There’s no shame in acknowledging past mistakes or flaws, and all things considered, BioWare’s fans are likely to forgive and forget if Inquisition returns to the top form of Origins. The recently released story trailer for Inquisition confirm a new threat and villain, and the team is already promising more authority and influence than ever before. While the team maintains that the tale of DA2 hero Hawke is not necessarily finished, the fact that Inquisition places the game’s entire world on the brink of destruction may have some concerned that the end of the series as we know it is in sight.
According to Darrah, fans have nothing to worry about:
“Dragon Age was never intended to be a trilogy. We’ve always really looked at Dragon Age as the story of a world as opposed to the story of a character. That’s one of the reasons why we change characters between games. So, no, this isn’t the wrap-up of a trilogy. We have an overarching story arc. We are going somewhere with the storytelling. But this game isn’t a conclusion.”
With that question out of the way, the promise of the most ambitious Dragon Age game to date means significant improvements to one of BioWare’s signature story elements: romance. With the story trailer seeming to tease a return appearance of past love interest Leliana, and Alistair confirmed to be returning as well, should fans hope to rekindle an old flame?
“If you’ve had a character in a previous game that was a romance option typically we won’t bring them back because they carry a lot of extra baggage with them… The player might get angry as well. ‘But they’re in love with my previous character forever and ever and ever. How dare you?’ I think there’s validity to that. You can start to cross off a few characters because of that. We often don’t bring back characters, at least not as followers, if they were previously romance options. You might see them. Alistair comes back because we can do cameos and have them have an influence on the story.
“I think we’ve become trapped by that, the word ‘romance.’ I think friendship is… Some of what we would traditionally call romances in Dragon Age: Inquisition are falling more into that camp where… they’re more in that friendship area.”

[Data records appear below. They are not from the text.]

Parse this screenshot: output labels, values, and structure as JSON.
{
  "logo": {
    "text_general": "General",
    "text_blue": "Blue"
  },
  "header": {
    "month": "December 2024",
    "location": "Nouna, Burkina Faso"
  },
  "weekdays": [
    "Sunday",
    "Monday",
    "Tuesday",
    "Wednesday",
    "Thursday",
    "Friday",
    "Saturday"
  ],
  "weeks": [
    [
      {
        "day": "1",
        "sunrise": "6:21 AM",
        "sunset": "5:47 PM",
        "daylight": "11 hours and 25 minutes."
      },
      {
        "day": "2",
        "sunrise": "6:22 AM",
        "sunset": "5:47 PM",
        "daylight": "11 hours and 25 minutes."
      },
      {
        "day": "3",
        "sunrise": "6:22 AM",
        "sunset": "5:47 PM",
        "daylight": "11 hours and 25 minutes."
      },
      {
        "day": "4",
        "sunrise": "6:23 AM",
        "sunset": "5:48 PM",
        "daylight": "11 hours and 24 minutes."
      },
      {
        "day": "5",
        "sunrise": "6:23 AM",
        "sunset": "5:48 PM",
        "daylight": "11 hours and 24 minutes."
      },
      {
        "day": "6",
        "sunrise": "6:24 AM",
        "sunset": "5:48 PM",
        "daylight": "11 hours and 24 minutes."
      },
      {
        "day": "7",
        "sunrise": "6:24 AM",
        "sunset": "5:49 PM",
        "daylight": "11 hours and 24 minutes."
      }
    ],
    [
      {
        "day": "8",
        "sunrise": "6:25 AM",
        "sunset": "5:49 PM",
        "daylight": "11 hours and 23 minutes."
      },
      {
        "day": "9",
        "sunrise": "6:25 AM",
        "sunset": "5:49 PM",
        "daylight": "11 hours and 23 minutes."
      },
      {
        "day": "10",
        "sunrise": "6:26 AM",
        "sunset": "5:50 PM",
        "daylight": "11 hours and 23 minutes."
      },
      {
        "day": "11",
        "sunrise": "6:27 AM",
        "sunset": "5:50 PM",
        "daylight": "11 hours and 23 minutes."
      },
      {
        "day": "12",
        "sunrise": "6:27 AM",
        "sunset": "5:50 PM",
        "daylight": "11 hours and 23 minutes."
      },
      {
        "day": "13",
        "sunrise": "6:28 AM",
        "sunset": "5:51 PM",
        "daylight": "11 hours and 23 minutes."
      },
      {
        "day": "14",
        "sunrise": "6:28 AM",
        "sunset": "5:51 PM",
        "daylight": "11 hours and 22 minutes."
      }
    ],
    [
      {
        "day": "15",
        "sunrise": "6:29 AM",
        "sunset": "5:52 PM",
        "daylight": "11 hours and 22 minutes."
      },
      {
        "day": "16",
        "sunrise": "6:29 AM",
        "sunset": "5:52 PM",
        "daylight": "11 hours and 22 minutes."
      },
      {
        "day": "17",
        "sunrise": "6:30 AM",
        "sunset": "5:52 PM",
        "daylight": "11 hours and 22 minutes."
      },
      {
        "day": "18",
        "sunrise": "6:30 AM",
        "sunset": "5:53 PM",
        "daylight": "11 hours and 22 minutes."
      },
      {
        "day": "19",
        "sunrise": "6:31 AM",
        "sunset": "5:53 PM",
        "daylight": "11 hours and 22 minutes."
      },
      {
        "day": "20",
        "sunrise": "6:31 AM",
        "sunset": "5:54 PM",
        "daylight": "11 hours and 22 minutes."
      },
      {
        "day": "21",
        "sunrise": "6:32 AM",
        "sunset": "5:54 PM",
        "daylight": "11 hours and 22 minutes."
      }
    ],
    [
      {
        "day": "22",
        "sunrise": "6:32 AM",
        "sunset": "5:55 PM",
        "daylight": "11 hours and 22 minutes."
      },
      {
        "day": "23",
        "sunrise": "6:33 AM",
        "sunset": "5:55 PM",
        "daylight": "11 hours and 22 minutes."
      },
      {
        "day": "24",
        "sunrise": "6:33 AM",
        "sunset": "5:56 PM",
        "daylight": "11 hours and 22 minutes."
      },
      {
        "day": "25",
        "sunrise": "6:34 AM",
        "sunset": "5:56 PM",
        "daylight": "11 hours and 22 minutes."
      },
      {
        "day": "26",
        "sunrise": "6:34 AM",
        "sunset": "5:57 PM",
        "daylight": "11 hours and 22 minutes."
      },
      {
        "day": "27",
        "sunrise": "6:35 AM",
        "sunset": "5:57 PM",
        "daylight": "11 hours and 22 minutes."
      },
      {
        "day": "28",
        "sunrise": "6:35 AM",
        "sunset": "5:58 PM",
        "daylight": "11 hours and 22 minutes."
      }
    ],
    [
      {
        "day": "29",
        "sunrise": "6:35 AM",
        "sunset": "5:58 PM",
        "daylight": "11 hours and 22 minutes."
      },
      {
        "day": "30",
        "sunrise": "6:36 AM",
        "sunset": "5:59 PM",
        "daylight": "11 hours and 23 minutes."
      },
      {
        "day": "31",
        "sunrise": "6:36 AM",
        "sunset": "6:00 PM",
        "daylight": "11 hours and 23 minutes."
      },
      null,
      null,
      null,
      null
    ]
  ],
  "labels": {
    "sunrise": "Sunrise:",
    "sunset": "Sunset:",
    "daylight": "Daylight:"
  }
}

We’ll let fans process that disappointment in their own time, but are encouraged to hear that building stronger friendships – not just romances – with party members is a higher priority this time around. After all, even the elements of Dragon Age 2 that didn’t upset fans can be improved upon with some time and energy.
What are your hopes for Inquisition? Does it come as a relief to hear that correcting the mistakes of the past is top priority, or did you find Dragon Age 2 to be a step in the right direction? Share your thoughts in the comments.
Dragon Age: Inquisition releases October 7, 2014 for the PC, PS3, PS4, Xbox 360 and Xbox One.